A new model of poker player behavior reproduces results from actual games . By Christopher Mims www.sciam.com
Clément Sire isn't just a statistical physicist—he's also a champion bridge player. Combining his love of physics and games, he has created a model of the poker variant Texas hold 'em that enables him to do everything from predicting the length of a tournament to figuring out his ranking simply by assessing the average size of his opponents' fortunes.
It may seem like an odd way to spend his time. After all, isn't physics supposed to be about particle colliders and superconductivity? "Physicists," Sire explains, "are now more than ever involved in the study of complex systems that do not belong to the traditional realm of their science."
Sire, of the Laboratory of Theoretical Physics, University of Toulouse, France, published his work Universal Statistical Properties of Poker Tournaments on arXiv.org. He used real data from online poker tournaments and found that it matched the results of his model.
"What's exceptional about this paper is that Clément somehow took what seems to be a complex and mysterious system and quantified it [with the tools of statistical mechanics] in a very precise way," says Sidney Redner, a physicist at Boston University who works on related problems.
Poker is an especially attractive subject, because it's one of the few truly isolated systems. Unlike, say, the stock market, which is often governed by factors such as politics, war and weather, poker tournaments are not affected by external phenomena. As a result, even Sire's simplified model of Texas hold 'em appears to mathematically express many features of the game that experienced players would recognize.

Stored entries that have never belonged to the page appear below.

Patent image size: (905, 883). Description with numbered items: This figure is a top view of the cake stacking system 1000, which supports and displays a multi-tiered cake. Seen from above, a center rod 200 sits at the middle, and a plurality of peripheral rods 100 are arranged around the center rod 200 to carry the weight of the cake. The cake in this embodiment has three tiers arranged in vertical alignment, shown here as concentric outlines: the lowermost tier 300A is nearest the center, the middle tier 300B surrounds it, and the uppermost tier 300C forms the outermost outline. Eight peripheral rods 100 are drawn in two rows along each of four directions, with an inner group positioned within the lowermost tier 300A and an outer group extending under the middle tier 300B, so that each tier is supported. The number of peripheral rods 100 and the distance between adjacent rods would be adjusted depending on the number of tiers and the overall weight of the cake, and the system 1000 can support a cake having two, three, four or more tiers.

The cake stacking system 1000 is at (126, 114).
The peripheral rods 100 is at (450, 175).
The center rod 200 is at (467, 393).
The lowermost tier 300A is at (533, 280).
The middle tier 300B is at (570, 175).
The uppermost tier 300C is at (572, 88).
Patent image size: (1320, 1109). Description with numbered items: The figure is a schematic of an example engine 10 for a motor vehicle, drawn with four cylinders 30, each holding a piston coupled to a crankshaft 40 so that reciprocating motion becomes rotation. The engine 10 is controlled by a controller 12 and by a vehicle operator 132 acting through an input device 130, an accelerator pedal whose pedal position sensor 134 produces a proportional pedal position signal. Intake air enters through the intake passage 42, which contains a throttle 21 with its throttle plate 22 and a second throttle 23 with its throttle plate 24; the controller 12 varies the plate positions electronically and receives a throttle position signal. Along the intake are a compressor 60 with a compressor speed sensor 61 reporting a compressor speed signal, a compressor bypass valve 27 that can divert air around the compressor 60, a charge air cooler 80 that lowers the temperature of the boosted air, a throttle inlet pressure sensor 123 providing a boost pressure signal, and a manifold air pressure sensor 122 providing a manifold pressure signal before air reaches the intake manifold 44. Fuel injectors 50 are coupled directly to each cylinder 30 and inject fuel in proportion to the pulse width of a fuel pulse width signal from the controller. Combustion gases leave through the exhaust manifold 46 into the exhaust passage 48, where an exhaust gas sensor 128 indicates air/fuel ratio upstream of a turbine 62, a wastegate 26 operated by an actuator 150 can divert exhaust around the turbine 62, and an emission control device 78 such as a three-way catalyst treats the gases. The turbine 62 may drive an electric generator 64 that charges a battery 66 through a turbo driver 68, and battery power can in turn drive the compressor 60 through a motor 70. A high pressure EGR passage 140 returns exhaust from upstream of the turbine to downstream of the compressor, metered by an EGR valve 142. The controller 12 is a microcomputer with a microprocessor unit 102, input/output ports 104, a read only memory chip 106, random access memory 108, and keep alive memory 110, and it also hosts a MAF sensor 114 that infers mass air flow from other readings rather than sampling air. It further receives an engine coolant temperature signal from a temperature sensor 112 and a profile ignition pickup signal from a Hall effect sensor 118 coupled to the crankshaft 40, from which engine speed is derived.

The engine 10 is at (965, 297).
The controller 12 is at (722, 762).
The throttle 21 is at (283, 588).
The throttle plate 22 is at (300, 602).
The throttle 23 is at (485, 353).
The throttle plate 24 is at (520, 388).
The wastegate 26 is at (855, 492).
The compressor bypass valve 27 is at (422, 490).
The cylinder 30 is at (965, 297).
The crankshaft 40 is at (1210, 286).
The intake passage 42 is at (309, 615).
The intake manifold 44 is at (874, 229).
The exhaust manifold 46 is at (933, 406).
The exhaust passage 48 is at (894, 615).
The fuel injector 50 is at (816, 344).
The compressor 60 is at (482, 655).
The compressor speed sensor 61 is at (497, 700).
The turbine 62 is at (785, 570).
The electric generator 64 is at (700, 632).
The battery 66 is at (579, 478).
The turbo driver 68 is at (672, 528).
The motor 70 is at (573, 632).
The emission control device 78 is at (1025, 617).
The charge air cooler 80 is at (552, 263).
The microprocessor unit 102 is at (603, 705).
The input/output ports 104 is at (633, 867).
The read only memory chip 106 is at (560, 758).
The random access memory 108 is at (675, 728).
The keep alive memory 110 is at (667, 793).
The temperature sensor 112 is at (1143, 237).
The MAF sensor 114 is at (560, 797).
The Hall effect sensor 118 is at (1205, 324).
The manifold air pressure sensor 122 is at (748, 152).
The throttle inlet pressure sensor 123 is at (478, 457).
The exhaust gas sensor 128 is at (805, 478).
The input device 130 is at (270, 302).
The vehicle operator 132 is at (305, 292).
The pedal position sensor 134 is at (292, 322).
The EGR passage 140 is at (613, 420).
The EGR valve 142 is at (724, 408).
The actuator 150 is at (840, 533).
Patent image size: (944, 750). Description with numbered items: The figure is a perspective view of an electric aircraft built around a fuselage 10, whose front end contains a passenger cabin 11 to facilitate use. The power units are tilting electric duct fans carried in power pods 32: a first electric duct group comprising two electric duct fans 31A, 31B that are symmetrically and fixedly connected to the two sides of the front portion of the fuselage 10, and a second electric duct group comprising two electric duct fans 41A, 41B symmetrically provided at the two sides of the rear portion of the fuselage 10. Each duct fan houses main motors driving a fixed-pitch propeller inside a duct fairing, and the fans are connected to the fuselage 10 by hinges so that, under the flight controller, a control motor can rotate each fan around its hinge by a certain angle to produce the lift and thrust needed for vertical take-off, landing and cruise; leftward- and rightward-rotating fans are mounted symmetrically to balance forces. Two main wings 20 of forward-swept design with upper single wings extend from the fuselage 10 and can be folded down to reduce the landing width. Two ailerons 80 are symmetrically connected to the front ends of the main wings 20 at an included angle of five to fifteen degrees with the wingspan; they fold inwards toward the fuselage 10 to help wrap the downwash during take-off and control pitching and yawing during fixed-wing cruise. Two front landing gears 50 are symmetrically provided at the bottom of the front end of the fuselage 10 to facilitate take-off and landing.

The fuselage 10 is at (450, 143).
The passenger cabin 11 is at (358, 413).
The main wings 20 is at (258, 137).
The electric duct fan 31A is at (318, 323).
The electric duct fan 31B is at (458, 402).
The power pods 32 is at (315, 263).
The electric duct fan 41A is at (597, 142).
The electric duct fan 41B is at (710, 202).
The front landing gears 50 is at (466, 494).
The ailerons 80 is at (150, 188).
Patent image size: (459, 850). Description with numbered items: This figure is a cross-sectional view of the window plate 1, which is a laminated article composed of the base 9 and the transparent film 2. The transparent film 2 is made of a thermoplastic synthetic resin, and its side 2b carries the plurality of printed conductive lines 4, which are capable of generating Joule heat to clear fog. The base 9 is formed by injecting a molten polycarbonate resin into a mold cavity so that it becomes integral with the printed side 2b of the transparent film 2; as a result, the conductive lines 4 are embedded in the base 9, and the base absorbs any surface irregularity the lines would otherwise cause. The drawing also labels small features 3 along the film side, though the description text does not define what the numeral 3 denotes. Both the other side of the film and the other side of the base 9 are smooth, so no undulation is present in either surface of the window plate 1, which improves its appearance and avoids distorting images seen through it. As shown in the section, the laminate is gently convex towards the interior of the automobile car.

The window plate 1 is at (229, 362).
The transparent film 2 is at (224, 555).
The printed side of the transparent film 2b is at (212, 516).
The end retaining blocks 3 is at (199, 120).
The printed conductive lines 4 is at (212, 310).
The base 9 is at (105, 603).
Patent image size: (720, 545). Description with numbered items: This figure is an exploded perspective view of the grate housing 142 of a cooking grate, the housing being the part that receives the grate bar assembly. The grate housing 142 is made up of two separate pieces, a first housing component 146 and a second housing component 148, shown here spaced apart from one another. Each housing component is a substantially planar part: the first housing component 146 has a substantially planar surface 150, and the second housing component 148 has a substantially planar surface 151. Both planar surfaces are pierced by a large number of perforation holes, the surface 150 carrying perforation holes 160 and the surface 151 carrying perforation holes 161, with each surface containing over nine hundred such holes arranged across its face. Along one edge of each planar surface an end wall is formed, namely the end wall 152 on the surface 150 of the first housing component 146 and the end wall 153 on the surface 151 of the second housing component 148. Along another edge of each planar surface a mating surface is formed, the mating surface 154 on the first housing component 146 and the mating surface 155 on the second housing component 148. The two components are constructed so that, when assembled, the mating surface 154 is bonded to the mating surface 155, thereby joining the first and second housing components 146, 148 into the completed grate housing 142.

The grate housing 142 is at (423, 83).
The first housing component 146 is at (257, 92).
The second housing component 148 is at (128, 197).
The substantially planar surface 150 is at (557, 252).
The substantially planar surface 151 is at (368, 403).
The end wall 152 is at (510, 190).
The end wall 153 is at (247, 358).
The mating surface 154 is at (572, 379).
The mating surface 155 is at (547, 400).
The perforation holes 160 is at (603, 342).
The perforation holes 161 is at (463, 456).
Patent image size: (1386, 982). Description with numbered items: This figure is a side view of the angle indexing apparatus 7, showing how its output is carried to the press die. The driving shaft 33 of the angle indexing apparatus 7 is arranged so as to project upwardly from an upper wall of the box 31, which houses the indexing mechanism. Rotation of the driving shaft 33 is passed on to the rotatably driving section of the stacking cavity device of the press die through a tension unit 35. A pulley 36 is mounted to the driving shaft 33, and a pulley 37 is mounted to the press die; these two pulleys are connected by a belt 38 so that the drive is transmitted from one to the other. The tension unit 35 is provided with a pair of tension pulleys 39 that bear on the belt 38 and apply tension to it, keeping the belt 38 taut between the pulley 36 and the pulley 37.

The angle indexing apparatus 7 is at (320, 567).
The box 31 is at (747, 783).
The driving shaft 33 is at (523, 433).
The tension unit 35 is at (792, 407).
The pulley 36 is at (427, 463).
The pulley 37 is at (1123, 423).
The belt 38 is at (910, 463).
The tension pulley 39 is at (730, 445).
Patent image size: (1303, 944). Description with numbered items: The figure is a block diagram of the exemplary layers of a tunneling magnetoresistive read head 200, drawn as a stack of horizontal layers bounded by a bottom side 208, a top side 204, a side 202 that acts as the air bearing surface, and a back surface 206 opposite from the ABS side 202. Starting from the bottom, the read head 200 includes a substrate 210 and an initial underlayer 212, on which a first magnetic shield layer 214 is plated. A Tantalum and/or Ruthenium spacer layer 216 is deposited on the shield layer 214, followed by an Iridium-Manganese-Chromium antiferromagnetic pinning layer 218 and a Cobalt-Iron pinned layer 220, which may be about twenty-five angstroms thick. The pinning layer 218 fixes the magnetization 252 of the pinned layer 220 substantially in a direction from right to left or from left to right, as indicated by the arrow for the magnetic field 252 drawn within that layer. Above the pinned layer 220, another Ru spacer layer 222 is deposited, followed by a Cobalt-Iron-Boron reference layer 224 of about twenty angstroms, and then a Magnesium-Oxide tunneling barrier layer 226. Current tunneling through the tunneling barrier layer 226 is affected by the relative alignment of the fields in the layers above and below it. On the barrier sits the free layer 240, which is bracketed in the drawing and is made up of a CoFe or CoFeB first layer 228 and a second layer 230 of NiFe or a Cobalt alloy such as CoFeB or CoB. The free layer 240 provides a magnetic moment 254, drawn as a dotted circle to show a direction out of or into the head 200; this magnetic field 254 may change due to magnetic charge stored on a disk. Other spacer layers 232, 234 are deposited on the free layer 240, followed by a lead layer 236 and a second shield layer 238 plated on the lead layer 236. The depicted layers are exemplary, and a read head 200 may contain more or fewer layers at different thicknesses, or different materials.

In the model, poker hands are represented by a random value between 0 (bad) and 1 (best possible). The "blind,” or minimum, bet for any table of 10 players gradually increases as the tournament progresses. In any given hand, players can either fold, bet the blind, or go "all-in," as in bet all of their chips.
Sire's model includes functions that reproduce the most basic tasks a poker player must carry out, such as deciding whether to bet strictly on the strength of his or her hand. Using the model, Sire discovered that there is an optimal value for a player's tendency to go all-in. This value, which he calls q, varies depending on whether a player has few or many chips. But any player, whose average tendency to bet the farm deviates from q, is going to win less often than a player whose tendency to go all-in is closer to q, he says.
One feature of Sire's model came directly from his own experience playing in poker tournaments. "I noticed when playing that when I had twice the number of chips as the average," he says, "I was typically in the 10 best people of a 100-person tournament."
Curious, he used data from his model to graph the rankings of players versus the number of chips they held. He found that his anecdotal observations were correct and, also, that his model almost perfectly matched the data he had gathered from online poker tournaments.
You're Only as Rich as the Size of Your Tournament
Sire also discovered that the maximum number of chips held by the "chip leader," or the player with the most chips at any given time, as well as the total number of chip leaders, are both a function of the number of players who enter a tournament. (Specifically, they're proportional to the logarithm of the initial number of players.)
"This phenomenon has been observed in many different models involving competing agents," Sire notes. "In models of biological evolution, it shows up where you have many species who compete and there is one prominent, or leading, species."
In Internet Texas hold 'em poker tournaments, the minimum bet goes up exponentially over time, which means that it increases by a factor of 10 every hour or two. Tournament organizers do this to ensure that tournaments with 10,000 players don't take 100 times longer to complete as those with only 100 players.
"The increase of the [minimum bet] in tournaments is only to ensure that the number of players decreases sufficiently fast," Sire says. "What's interesting is that organizers must intuitively know this, even though they don't know the math behind it. Essentially they have estimated the rate at which they should increase the blind, but with [my model] they can control very accurately the duration of the tournament."
Winning with Physics
Sire's ability to reproduce many of the characteristics of a poker tournament indicates that, when taken as a whole, the features of these tournaments are entirely predictable. Before anyone attempts to use Sire's model to plot a winning strategy, however, they should take heed of Sire's findings.
t turns out that the distribution of the "stack," or fortune, of the chip leaders across tournaments mirrors the pattern found in the distribution of maximum temperatures during every August in history or countless other natural phenomena where physicists have attempted to predict the nature of extreme values. This pattern, called the Gumbel distribution, means that the frequency with which chip leaders accrue fortunes of any given size is, in a way, a natural phenomenon that arises as much from the characteristics of the game being played as from the dispositions and abilities of those playing it.
"To have the Gumbel distribution show up here makes sense in hindsight," says Redner, "but it is beautiful to see someone find it in this area for the first time."